Songs in all the wrong places

Country Western duets on Java

Terraced emerald rice paddies, swaying palm trees, dramatic volcanic mountains all whizz by as we listen to “Islands in the Stream.” Again and again and again.

After the fifth or so cycle of Kenny Rogers and Dolly Parton, I politely tap on the driver’s only other cassette and request a switch. He gives me a resigned look and pops in the Balinese folk music tape. An audible sigh passes from the lips of the other passengers as their eyes roll and they think: “the damn foreigner wants the folk music, give me a f**king break.”

“Hotel California” in a far-flung hotel bar

The only thing worse than hearing this Eagles’ song, is hearing it played by a live band in the lobby of your lonely hotel. And the only thing worse than that, is when the band replaces “Hotel California” with the name of the actual hotel you are staying at.

Heard several years ago in Kigali, Rwanda:

“Welcome to the Hotel Umubano!
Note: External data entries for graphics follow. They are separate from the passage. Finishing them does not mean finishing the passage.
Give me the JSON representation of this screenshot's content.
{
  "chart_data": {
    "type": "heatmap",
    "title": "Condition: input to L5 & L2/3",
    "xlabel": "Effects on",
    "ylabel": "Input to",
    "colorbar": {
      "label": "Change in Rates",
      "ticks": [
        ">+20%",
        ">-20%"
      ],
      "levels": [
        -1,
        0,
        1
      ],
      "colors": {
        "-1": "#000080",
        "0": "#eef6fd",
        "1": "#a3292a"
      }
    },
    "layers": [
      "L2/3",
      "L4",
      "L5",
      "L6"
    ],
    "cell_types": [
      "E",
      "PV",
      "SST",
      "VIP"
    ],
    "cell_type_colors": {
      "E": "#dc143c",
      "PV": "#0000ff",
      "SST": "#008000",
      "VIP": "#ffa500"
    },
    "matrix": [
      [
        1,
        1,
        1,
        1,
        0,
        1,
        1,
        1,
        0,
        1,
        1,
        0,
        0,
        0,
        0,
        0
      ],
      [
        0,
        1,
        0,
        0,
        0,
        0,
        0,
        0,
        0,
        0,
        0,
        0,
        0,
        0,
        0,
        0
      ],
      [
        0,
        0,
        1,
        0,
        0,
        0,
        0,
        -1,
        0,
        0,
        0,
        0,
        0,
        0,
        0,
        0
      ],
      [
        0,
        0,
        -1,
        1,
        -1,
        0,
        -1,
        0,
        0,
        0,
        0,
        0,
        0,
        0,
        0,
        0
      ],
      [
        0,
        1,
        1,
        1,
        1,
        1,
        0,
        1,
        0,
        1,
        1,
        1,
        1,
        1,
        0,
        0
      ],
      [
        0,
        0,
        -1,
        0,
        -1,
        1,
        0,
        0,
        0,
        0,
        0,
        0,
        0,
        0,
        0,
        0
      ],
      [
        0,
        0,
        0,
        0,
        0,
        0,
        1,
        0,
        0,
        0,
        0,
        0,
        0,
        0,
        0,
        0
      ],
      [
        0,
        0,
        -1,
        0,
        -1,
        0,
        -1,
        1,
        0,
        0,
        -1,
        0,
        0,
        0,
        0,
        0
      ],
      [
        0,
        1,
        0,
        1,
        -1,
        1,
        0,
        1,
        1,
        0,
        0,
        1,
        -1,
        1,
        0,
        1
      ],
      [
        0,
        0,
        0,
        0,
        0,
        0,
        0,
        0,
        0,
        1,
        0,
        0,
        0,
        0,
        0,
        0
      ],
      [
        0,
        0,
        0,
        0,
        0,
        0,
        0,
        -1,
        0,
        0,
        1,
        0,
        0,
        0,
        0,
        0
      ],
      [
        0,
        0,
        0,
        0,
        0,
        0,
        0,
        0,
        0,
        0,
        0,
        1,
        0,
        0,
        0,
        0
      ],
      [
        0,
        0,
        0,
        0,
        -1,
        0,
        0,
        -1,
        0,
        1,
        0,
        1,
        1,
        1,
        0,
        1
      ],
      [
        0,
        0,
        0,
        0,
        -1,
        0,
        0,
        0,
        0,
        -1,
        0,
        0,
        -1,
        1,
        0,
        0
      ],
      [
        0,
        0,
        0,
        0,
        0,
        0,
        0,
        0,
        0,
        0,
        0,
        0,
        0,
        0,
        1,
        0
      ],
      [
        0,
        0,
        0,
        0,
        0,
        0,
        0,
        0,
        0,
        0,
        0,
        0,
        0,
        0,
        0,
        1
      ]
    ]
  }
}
Such a lovely place, such a lovely face. Plenty of room at the Hotel Umubano. Any time of year you can find it here….

“Last thing I remember, I was running for the door, I had to find the passage back to the place I was before, relax said the nightman, we are programmed to receive. You can check out anytime you like, but you can never leave.”

When you hear the “Hotel California” intro-strains, the only smart move is to make a swift dash to your room. The endless BBC News loop is less depressing.

“All the Lonely People” in Ikea anywhere in the world

Moving to a new place (especially to an empty house awaiting a sea shipment) requires a trip to Ikea. However, the mid-week–why did I think it was a good idea to move yet again?–blues are not helped by hearing the Beatles’ “All the Lonely People” while wandering an empty Ikea.

“Ah, look at all the lonely people…”

Throw the cheapest set of punch metal forks, knives and spoons into the cart.

“Eleanor Rigby picks up the rice in the church where a wedding has been…lives in a dream…”

Debate whether to buy four ceramic plates. Remember the house has hard tiles floors. Throw four cheap plastic plates meant for picnicking into the cart.

“All the lonely people, where do they all come from?…”

Pull three folding chairs from the tall shelves in the self-service area.

“All the lonely people, where do they all belong?…”

The three folding chairs slide off the bottom of the cart into someone’s leg in the check-out line.

“Eleanor Rigby died in the church and was buried along with her name…nobody came…”

The three folding chairs slide off again entering the elevator.

“All the lonely people, where do they all come from?”

Remind myself that the first four to six months after an international move are just plain hard.